JupiterNCSM: A Pantheon of Nuclear Physics —an implementation of three-nucleon forces in the no-core shell model—

Författare: Tor Djärv; Chalmers University Of Technology; []

Nyckelord: ;

Sammanfattning: It is well established that three-nucleon forces (3NFs) are necessary for achieving realistic and accurate descriptions of atomic nuclei. In particular, such forces arise naturally when using chiral effective field theories (χEFT). However, due to the huge computational complexity associated with the inclusion of 3NFs in many-body methods they are often approximated or neglected completely. In this thesis, three different methods to include the physics of 3NFs in the ab initio no-core shell-model (NCSM) have been implemented and tested. In the first method, we approximate the 3NFs as effective two-body operators by exploiting Wick’s theorem to normal order the 3NF relative a harmonic-oscillator Slater determinant reference state and discarding the remaining three-body term. We explored the performance of this single-reference normal-ordered two-body approximation on the ground-state ener- gies of the two smallest closed-core nuclei, 4He and 16O, in particular focusing on consequences of the breaking of translational symmetry. The second approach is a full implementation of 3NFs in a new NCSM code, named JupiterNCSM, that we provide as an open-source research software.

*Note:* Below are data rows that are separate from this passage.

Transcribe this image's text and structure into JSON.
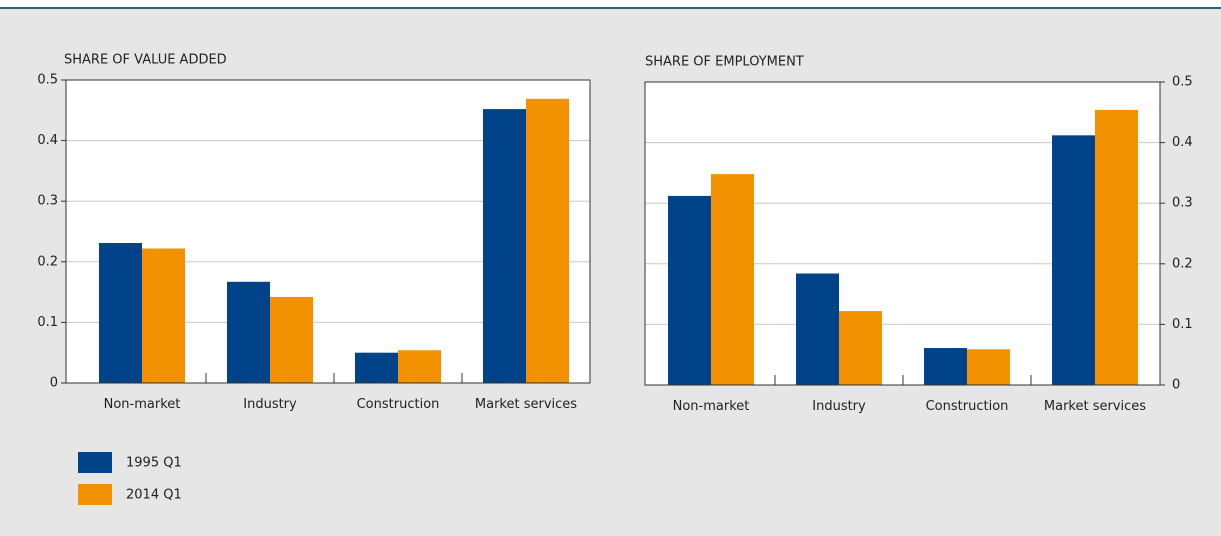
{
  "chart_data": [
    {
      "type": "bar",
      "title": "SHARE OF VALUE ADDED",
      "categories": [
        "Non-market",
        "Industry",
        "Construction",
        "Market services"
      ],
      "series": [
        {
          "name": "1995 Q1",
          "color": "#004388",
          "values": [
            0.231,
            0.167,
            0.05,
            0.452
          ]
        },
        {
          "name": "2014 Q1",
          "color": "#f39200",
          "values": [
            0.222,
            0.142,
            0.054,
            0.469
          ]
        }
      ],
      "ylim": [
        0,
        0.5
      ],
      "yticks": [
        0,
        0.1,
        0.2,
        0.3,
        0.4,
        0.5
      ],
      "grid": true,
      "y_axis_side": "left"
    },
    {
      "type": "bar",
      "title": "SHARE OF EMPLOYMENT",
      "categories": [
        "Non-market",
        "Industry",
        "Construction",
        "Market services"
      ],
      "series": [
        {
          "color": "#004388",
          "values": [
            0.312,
            0.184,
            0.061,
            0.412
          ]
        },
        {
          "color": "#f39200",
          "values": [
            0.348,
            0.122,
            0.059,
            0.454
          ]
        }
      ],
      "ylim": [
        0,
        0.5
      ],
      "yticks": [
        0,
        0.1,
        0.2,
        0.3,
        0.4,
        0.5
      ],
      "grid": true,
      "y_axis_side": "right"
    }
  ]
}
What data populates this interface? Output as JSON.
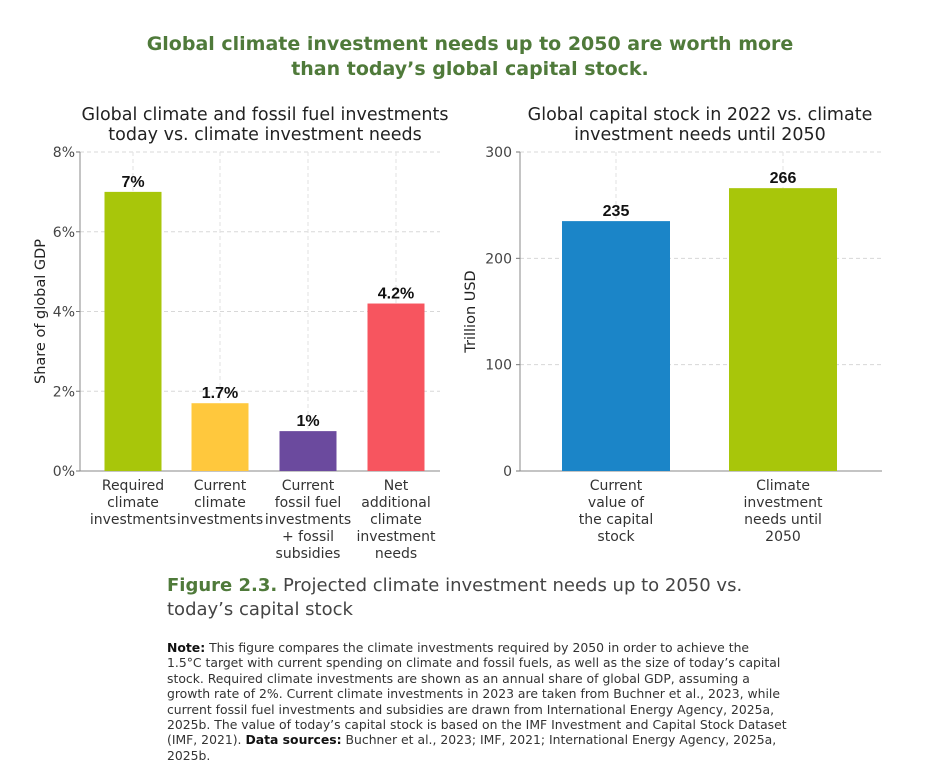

We have validated and benchmarked JupiterNCSM against other codes and we have specifically used it to investigate the effects of different 3NFs on light p-shell nuclei 6He and 6Li. Finally, we implement the eigenvector continuation (EVC) method to emulate the response of ground-state energies of the aforementioned A = 6 nuclei to variations in the low-energy constants of χEFT that parametrize the 3NFs. In this approach, the full Hamiltonian is pro- jected onto a small subspace that is constructed from a few selected eigenvectors. These training vectors are computed with JupiterNCSM in a large model space for a small set of parameter values. This thesis provides the first EVC-based emulation of nuclei computed with a Slater-determinant basis. After the training phase, we find that EVC predictions offer a very high accuracy and more than seven orders of magnitude computational speedup. As a result we are able to perform rigorous statistical inferences to explore the effects of 3NFs in nuclear many-body systems.